To see a history that could have turned out otherwise is to experience with your own eyes the truth of its contingency. And it’s a good reminder that our own histories are still unfinished, that we can only guess how they are going to turn out. The story of modern art is not only a story of changing styles, successive movements, shifting aesthetic ideals; it’s also a story about artists striving to take their fates into their own hands by creating institutions that reflect their real needs as social and economic conditions change. Perhaps for this reason, this historical survey seems strikingly relevant to New York today, where the gallery system does not appear to be working for most artists. In fact, it’s not even working for most dealers; some of the most artistically adventurous of them have folded within the last year or so, among them the Tracy Williams Gallery, Lisa Cooley Gallery, and Murray Guy. (Just as I was finishing this article, I received the announcement that one of New York’s most prominent galleries was in the process of closing. Its owner, Andrea Rosen, explained in an e-mail that this was necessary “in order for me to be fearlessly open and responsive to our times and the future.”)

“Inventing Downtown” reminds us of a past moment when the New York art scene was scaling up to dimensions that would have seemed unthinkable to its prewar denizens, yet in retrospect looks intimate and close-knit. It’s easy to feel nostalgic, but that’s not the point. “Downtown” as it existed then, or as it still existed in the late ’70s when, as a teenager, I happened upon the punk-music scene headquartered at CBGB, no longer exists. There are no more cold-water flats either, and no one misses them, but places in which to carve out space and create an intensely interactive community around the passion for art have become almost nonexistent in the city. Some people think Hudson, New York, could be the next “downtown.” Others point to Philadelphia, Baltimore, Detroit… But I don’t think a mere geographical shift is the answer. Now that real-estate interests have identified artists as the avant-garde of gentrification—­something unimaginable in the 1950s—creating a new downtown elsewhere has become an exercise in futility: By the time you unpack your boxes, the rent goes up and you’re forced to move again. What we do need, though, is for a new system to start taking form.
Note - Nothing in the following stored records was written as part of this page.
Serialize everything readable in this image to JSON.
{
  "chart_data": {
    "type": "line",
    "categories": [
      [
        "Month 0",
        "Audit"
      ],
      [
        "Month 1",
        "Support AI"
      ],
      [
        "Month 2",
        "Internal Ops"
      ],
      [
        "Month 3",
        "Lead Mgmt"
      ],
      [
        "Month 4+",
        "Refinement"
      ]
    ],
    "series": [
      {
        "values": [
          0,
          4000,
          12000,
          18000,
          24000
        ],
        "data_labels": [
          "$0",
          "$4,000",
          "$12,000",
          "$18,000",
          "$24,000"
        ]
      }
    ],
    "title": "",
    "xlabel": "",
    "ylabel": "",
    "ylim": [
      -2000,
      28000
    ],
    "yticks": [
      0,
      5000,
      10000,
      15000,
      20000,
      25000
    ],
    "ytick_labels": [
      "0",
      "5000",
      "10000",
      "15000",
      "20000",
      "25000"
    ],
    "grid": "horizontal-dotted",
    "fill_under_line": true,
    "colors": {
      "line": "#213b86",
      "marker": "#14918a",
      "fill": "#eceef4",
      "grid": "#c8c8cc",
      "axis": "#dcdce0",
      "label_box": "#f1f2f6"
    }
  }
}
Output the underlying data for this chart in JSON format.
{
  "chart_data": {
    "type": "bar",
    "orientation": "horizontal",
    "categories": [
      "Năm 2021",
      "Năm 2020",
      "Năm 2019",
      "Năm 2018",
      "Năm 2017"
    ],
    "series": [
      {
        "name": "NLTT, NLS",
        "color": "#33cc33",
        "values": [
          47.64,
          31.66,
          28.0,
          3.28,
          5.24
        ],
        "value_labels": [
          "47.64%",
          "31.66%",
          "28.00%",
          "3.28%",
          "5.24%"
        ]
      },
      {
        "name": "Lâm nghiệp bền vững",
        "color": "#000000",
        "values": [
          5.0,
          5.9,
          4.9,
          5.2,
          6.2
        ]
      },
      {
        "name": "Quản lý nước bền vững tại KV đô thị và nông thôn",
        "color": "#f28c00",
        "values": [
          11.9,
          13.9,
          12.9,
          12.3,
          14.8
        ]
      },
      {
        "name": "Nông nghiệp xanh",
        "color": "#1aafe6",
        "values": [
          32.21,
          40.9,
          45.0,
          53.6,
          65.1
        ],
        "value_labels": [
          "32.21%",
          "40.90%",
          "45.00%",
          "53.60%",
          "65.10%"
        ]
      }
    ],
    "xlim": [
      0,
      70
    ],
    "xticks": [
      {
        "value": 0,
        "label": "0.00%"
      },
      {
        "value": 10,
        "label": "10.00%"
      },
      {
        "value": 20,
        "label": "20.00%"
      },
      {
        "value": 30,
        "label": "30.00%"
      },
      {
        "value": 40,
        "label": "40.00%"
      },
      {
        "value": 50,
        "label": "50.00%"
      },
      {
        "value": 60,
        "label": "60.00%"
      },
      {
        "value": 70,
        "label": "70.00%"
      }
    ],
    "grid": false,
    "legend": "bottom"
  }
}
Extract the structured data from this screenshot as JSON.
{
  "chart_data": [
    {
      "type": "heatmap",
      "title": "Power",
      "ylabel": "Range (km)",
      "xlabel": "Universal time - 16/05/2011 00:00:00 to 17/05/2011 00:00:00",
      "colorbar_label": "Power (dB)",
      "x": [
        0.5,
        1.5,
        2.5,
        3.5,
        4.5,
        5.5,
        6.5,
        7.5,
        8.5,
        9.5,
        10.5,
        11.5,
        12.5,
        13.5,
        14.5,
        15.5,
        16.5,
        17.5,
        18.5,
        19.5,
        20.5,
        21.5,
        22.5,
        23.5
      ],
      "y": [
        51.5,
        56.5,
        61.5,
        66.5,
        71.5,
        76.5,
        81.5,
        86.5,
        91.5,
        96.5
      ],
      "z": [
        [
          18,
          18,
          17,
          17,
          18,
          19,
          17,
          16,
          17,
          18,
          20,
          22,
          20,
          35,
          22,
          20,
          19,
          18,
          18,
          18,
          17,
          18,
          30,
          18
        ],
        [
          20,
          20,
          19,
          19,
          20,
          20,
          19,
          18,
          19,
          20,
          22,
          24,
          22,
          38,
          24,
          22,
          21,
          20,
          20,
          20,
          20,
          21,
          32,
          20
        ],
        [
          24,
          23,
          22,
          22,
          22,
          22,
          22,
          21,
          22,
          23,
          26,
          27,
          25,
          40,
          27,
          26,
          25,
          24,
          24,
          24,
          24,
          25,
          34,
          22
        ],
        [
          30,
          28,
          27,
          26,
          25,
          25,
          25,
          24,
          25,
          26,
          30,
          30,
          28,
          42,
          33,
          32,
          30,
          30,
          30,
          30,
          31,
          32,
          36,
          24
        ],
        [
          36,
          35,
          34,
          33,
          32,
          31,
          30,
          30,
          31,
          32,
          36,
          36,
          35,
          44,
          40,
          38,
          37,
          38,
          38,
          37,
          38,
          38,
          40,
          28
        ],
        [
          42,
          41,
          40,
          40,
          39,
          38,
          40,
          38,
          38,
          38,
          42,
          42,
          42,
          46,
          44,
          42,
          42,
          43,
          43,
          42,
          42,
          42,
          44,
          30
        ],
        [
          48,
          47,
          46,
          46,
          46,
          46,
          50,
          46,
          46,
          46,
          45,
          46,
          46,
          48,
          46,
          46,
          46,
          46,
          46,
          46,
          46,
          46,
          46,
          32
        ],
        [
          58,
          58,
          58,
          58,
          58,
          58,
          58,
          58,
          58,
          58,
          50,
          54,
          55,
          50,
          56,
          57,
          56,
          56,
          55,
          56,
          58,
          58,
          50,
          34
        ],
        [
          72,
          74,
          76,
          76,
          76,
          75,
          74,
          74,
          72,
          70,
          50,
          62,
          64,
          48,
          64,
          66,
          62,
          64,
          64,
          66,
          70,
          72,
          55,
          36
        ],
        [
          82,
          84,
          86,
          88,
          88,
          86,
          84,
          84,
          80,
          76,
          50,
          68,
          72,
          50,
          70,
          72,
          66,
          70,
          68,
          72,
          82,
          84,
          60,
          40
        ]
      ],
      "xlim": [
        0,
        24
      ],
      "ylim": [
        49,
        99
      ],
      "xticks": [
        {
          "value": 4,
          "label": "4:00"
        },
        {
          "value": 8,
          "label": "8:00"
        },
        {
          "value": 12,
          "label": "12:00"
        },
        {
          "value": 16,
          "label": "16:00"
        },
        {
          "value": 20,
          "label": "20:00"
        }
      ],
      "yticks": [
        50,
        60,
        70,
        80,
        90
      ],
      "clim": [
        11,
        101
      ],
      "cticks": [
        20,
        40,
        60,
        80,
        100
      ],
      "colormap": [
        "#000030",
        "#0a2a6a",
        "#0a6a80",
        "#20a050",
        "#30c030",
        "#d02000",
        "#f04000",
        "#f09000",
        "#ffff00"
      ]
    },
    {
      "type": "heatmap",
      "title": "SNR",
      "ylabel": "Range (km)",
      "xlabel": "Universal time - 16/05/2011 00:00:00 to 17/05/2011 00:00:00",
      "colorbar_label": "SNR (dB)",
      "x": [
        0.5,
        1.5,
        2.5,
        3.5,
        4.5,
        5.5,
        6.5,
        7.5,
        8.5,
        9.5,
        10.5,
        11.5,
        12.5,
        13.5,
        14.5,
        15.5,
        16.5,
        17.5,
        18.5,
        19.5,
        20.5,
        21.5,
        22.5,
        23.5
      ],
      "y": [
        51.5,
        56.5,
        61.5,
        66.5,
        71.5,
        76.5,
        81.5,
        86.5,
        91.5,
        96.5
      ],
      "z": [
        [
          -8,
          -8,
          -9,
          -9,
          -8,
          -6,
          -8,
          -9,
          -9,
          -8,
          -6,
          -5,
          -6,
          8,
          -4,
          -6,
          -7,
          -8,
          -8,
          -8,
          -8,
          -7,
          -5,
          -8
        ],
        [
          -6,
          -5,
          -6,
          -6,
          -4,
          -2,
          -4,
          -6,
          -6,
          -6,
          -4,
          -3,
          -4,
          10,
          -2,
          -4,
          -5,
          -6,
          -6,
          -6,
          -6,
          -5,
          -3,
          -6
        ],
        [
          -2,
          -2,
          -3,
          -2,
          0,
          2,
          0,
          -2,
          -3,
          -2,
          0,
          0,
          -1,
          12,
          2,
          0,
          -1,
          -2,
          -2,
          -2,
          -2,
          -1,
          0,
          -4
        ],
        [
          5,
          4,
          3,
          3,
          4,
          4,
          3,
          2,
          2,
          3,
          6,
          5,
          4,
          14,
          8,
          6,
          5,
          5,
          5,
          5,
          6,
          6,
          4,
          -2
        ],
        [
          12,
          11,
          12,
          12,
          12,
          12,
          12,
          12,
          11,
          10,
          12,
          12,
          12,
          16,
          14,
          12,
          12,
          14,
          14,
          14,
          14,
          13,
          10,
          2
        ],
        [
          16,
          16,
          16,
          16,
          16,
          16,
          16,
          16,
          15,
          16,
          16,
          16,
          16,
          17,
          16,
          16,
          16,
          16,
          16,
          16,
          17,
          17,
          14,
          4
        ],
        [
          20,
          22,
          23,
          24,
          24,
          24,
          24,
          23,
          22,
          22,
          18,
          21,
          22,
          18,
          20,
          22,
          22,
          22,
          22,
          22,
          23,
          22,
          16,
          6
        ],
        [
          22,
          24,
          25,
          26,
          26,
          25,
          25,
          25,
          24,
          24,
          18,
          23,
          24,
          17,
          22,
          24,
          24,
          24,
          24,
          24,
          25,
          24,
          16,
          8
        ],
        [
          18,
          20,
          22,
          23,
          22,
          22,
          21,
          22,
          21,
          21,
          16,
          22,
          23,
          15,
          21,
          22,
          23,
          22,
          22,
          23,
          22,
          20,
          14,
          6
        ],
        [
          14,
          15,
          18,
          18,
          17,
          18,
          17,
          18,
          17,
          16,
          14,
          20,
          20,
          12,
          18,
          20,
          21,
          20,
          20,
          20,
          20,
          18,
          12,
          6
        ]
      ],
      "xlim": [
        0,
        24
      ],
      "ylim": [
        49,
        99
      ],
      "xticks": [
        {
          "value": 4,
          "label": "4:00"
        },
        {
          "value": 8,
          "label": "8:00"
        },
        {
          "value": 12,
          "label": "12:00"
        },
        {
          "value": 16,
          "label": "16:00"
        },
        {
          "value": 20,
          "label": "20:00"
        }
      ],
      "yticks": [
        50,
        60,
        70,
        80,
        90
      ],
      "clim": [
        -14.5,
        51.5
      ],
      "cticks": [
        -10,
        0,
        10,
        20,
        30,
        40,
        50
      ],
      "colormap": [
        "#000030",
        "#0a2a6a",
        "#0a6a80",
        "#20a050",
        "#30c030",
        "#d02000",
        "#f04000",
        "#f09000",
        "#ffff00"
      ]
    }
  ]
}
For all we know, what finally emerges may resemble today’s galleries as little as the galleries resemble the salons and academies of the 19th century.

In 1961, as the artists of New York were struggling toward the limelight, Marcel Duchamp was advising the opposite: “The great artist of tomorrow will go underground.” No one was listening. But somewhere, perhaps, an old mole is digging a new burrow.

*Editor’s Note: As of March 17, 2017, the exhibition is no longer scheduled to travel to Switzerland.